Opinion: Chicago Tribune: A spouse is a spouse

Chicago Tribune   ·   Link to Article

A little more than two years ago, the Illinois General Assembly took a carefully measured step toward marriage equality, the full legal recognition of committed partnerships, regardless of the parties' sexual orientation.

With that vote in December 2010, Illinois became the sixth state to recognize civil unions, extending many of the rights and benefits of marriage to same-sex couples.

Now, with the momentum of public support behind them, lawmakers are within one floor vote of going the distance. With the approval of the House — and Gov. Pat Quinn's promised signature — Illinois would become the 10th state to allow same-sex couples to wed.

The Senate passed the measure Thursday, 34-21. We urge the House to finish the job.

If the measure is approved, state laws would apply equally to marriages between "two persons," instead of between "a man and a woman." In the eyes of the law, in other words, a spouse is a spouse. Same-sex couples would have the same benefits and protections as heterosexual couples. And yes, they'd have the state's official sanction of their marriage.

Government validation isn't the same as a religious blessing, and it shouldn't be. That has always been an important distinction, and it's the reason Illinois and other states acted first to allow civil unions. Marriage has deeply religious connotations for many people, and many faiths have moral objections to same-sex partnerships.

Out of respect for those beliefs, the Illinois measure explicitly states that ministers and churches would not be required to recognize or solemnize gay marriages — in the same way that some churches decline to marry mixed-faith couples or divorced people.

Some religious groups worried that the law would require them to allow same-sex ceremonies in their halls or sanctuaries, in violation of their faith. So Sen. Heather Steans, D-Chicago, amended the bill to assure that churches would not be penalized for refusing to hold same-sex weddings in their facilities.

That change won the support of Sen. Jason Barickman of Champaign, the only Republican to vote in favor of the bill.

We hope Republicans in the House will be brave enough to support this for the reason cited by Barickman, because citizens "want our government to give individuals freedom over their life decisions."

Allowing same-sex couples to wed under the law would not devalue traditional marriage. It would affirm the bedrock values that underlie and sustain such unions.

Marriage promotes stable families, safeguards the interests of children and rewards committed relationships.
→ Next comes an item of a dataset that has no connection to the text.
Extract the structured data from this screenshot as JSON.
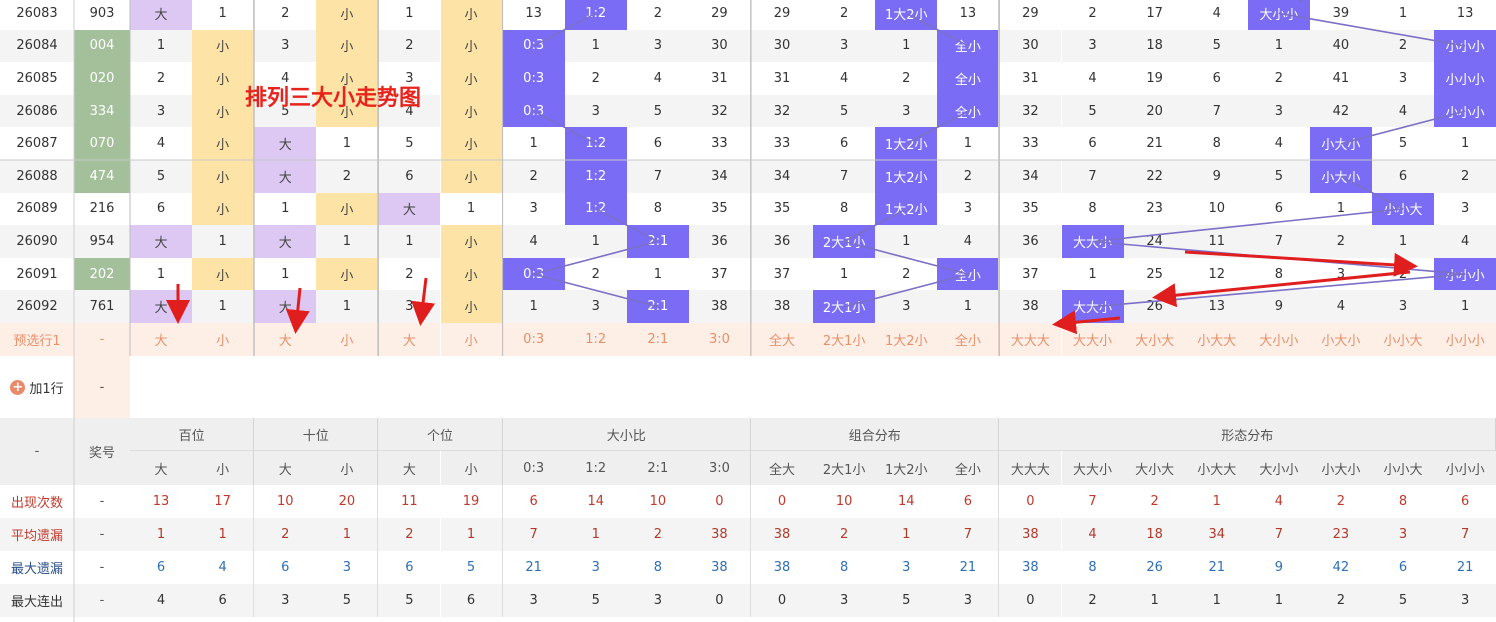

Recognizing same-sex marriages demonstrates respect for personal freedoms and keeps government out of the intimate affairs of citizens. More people in same-sex relationships are adopting or giving birth to children; this provides the security of a legal commitment for those children. It's the fair thing to do.

It's also smart politics. Support for gay marriage has been building steadily: A 1996 Gallup poll found 27 percent of Americans in favor of allowing same-sex couples to wed; now it's at 50 percent with a bullet, since the strongest support comes from younger voters.

Public opinion is shifting with remarkable speed. In November, voters in Maine, Maryland and Washington approved referendums allowing gay marriage, and in Minnesota, voters rejected a constitutional amendment to ban it.

That support has been building in Springfield, too, as evidenced by the Senate vote. Illinois Republican Party Chairman Pat Brady announced his support for same-sex marriage, prompting an attempt by some conservatives to oust him from the party post. That attempt failed. Undeterred by the risk of repercussions, Comptroller Judy Baar Topinka, also a Republican, recently urged lawmakers to "go for it."

Ladies and gentlemen of the House, it's your turn to step up.